Évidemment, il a été notamment question de Salah Abdeslam, quatre jours seulement après l'audition au cours de laquelle il a fait valoir son droit au silence. Et ce détail livré aux parties civiles: si le seul membre des commandos du 13 novembre toujours en vie a refusé de s'exprimer, le juge lui a parlé. Et il ne s'est pas contenté de poser des questions restées sans réponses, il a énuméré un à un le nom des 130 victimes.

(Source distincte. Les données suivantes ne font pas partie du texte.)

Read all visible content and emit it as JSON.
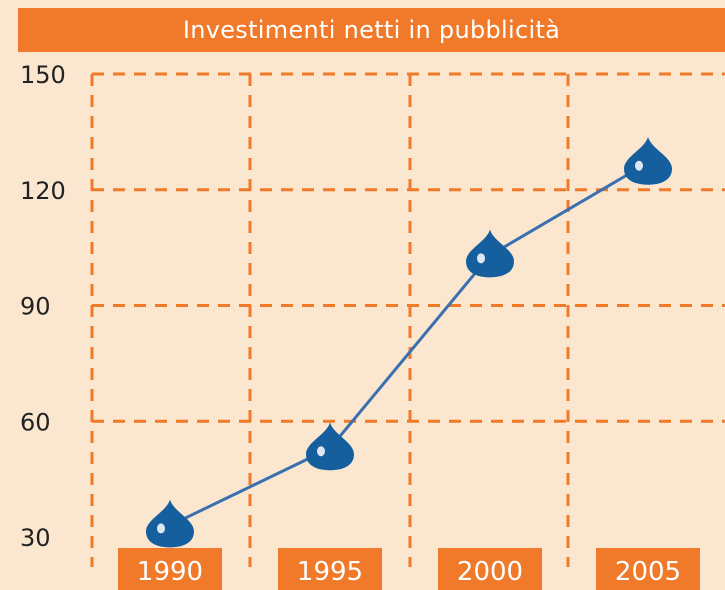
{
  "chart_data": {
    "type": "line",
    "title": "Investimenti netti in pubblicità",
    "xlabel": "",
    "ylabel": "",
    "categories": [
      "1990",
      "1995",
      "2000",
      "2005"
    ],
    "y_ticks": [
      "30",
      "60",
      "90",
      "120",
      "150"
    ],
    "series": [
      {
        "values": [
          33,
          53,
          103,
          127
        ]
      }
    ],
    "ylim": [
      30,
      150
    ],
    "grid": true,
    "marker": "drop",
    "colors": {
      "background": "#fbe7cf",
      "accent": "#f07a2a",
      "line": "#3a6fb0",
      "marker": "#155f9e"
    }
  }
}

"Les juges nous ont rassurés et expliqué que ce n'est pas parce qu'il n'avait pas parlé que cela se passerait comme ça les prochaines fois. Ils semblaient confiants", explique Mohammed Zenak, dont la fille a été blessée au Comptoir Voltaire par l'explosion de Brahim Abdeslam. Opérée à nouveau à l'oeil mardi, la jeune étudiante parisienne n'avait pas pu faire le déplacement, c'est son père, membre de l'association 13 novembre fraternité et vérité, qui était là pour elle.

"Chaque question était un moment de douleur"

"Je voulais savoir pourquoi on n'arrive pas à le faire parler. Je trouve qu'on est un peu trop gentils avec lui. Il est ennuyé d'être filmé en permanence dans sa cellule? Moi je suis énervée qu'ils aient tués ma fille", lâche de son côté Elisabeth Boissinot, qui a perdu sa fille Chloé à la terrasse du Carillon. Mais la peine n'est jamais loin de la colère. "C'est douloureux d'être ici. Je n'étais pas revenue depuis les jours qui ont suivi le 13 novembre, lorsque l'on cherchait Chloé", souffle cette mère, pressée de "rentrer dans [sa] province".

"Il y avait des points de vue très divergents au sein-même des victimes. Certains ont exprimé beaucoup de haine, d'autres de la peine. Chaque question était un moment de douleur", rapporte maître Jean Reinhart qui souligne une "extraordinaire attention" des juges qui ont "su trouver des paroles apaisantes".

"Chacun réagit en fonction de son vécu, de ses émotions. Il y avait autant de témoignages que de situations. L'auditoire était d'une grande diversité", complète Catherine Oresenne. Cette chirurgien-dentiste a été blessée au Stade de France. Triple fracture à l'épaule et de nombreuses contusions. Ce mardi, aux Invalides, elle a son sac bleu sur le dos qui la suit comme ce soir de novembre. Et, alors que la place qui fait face à l'Ecole militaire s'est progressivement vidée, elle conclut: "On est victimes des attentats. Et on le restera jusqu'à notre mort, c'est devenu notre statut."